Cette première saison est donc mitigée car, en dépit de beaux succès et d’une pointe de vitesse jamais démentie, le colombien, au tempérament latin et à l’approche assez décontractée, ne cadre pas avec l’environnement strict, clinique et très anglo-saxon de McLaren. Montoya subit un camouflet plutôt cinglant lorsque McLaren annonce fin 2005 le transfert d’Alonso pour 2007 et sa volonté de conserver Raikkonen. McLaren indique donc clairement au colombien qu’il ne fait plus partie des plans de l’écurie à moyen terme, ce qui va affecter fortement sa saison 2006. La voiture est déjà moins performante qu’en 2005 et, hormis deux podiums à Imola et Monaco, Montoya cumule les mauvaises performances, desservi il est vrai par des stratégies d’essence rarement à son avantage. Montoya percute son équipier Raikkonen au départ du Grand prix des Etats-Unis, achevant la patience de Ron Dennis et annonce par surprise dans la foulée son départ vers la NASCAR avec le Chip Ganassi Racing. Il est ainsi mis à pied sur le champ par Dennis, qui montrera une certaine rancune en retardant les débuts de Montoya en Nascar, prétextant que son contrat courait jusqu’à la fin de l’année 2006. Le bilan de Montoya chez McLaren fut ainsi très mitigé, la sauce n’ayant jamais prise entre un pilote et une écurie aux mentalités très différentes.

2008 – Nelson Piquet Jr et Renault, le nom ne fait pas tout !

Auréolé d’un titre de F3 Britannique en 2004 et d’une place de vice-champion GP2 en 2006 derrière un certain Hamilton, Nelson Piquet Jr est pris sous l’aile de Flavio Briatore, directeur de Renault F1 Team mais aussi manager de plusieurs pilotes, dont Alonso, Webber et Trulli.
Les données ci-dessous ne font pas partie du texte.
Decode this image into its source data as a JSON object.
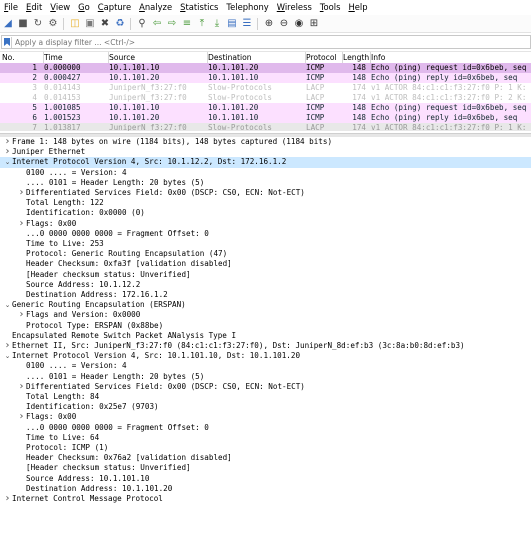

Placé comme pilote d’essai en 2007 chez Renault, Piquet Jr hérite en 2008 du baquet laissé libre par Heikki Kovalainen, parti chez McLaren. Débutant aux côtés de Fernando Alonso, le brésilien est rapidement dépassé par son chef de file et accumule les contre-performances. Une seconde place opportune en Allemagne lui permet de sauver sa tête mais sa fin de saison, marquée par le fameux crash de Singapour qui restera dans les annales, est assez piteuse. Piquet est néanmoins reconduit pour 2009. La Renault est certes une voiture complètement loupée mais Alonso parvient à décrocher quelques résultats probants, tandis que le jeune brésilien sombre littéralement, avec comme meilleur résultat une maigrelette 10e place à Bahreïn. Piquet Junior est limogé au cours de l’été et se venge en fin d’année, divulguant à la FIA et aux médias la préméditation de son crash de Singapour, commanditée par Briatore et Pat Symonds pour favoriser la victoire d’Alonso.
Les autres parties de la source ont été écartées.